The coronavirus mutates more slowly than the flu. That’s why Trevor Bedford, virologist at Fred Hutch, predicted in April that “it will take a few years for the virus to mutate enough to significantly hamper a vaccine.” But Bedford did not know at the time how much the virus would proliferate and how much the number of cases would increase; the more chances a virus has to spread (and therefore to replicate), the more likely mutations are.

Wednesday, Bedford tweeted that “the emerging situation can be addressed with an upcoming vaccine update”.

Pfizer’s partner BioNTech said it could produce a new vaccine for a variant of COVID-19 in about six weeks. Moderna’s medical director Tal Zaks said his company’s process would be swift as well.

“I think our technology is very well suited to rapidly deploy a vaccine based on the new variant,” Zaks said in a recent presentation at the JP Morgan Healthcare Conference.

This is because these mRNA vaccines do not contain dead versions of the virus, but rather genetic instructions that allow the body to internally make one of the virus’s signature proteins, thereby triggering an immune response. Adjusting these instructions is an easy change.

The decision to approve a modified vaccine would then rest with regulators.

Immunity to a virus is not all or nothing

Vaccine, United States, Kentucky

Nurse Beth Sum receives COVID-19 vaccination at the University of Louisville Hospital in Kentucky.

Jon Cherry / Getty Images


Even though the variant reduces the effectiveness of current vaccines, that doesn’t mean protection against infections wears off completely, experts say.
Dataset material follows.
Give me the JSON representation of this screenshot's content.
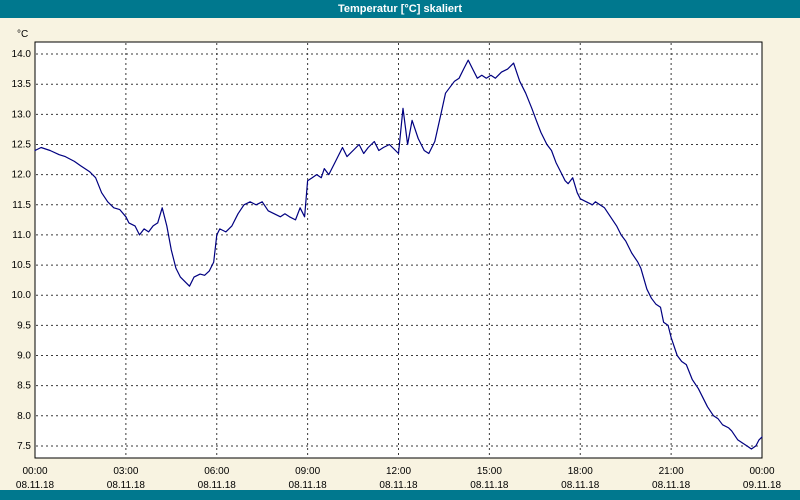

“We often talk about immunity as an all-or-nothing kind of thing, but it’s not,” Jennie Lavine, postdoctoral researcher in biology at Emory University, told Insider.

The ideal level of protection is sterilization of immunity – when “we have such good immunity in all the right places that the virus can’t even replicate if it gets in,” Lavine said.

But there’s a lot of common ground between that and zero immunity. For example, Lavine said, “the virus might be able to reproduce itself, maybe cause mild illness, maybe spread for a day or two instead of five or six days.”

She added: “The chances that the new variant will take us from sterilizing immunity to no immunity are really unlikely.”

It also helps that existing vaccines are very effective against the original virus.

“The Pfizer and Moderna vaccines are 95% effective – that’s an extraordinary level of effectiveness,” Montefiori told CNN. “If it cuts down to 90, 80, 70 percent efficiency, it’s still very, very good and likely to have a major impact on the pandemic.”

Catherine Schuster-Bruce and Aria Bendix contributed reporting for this story.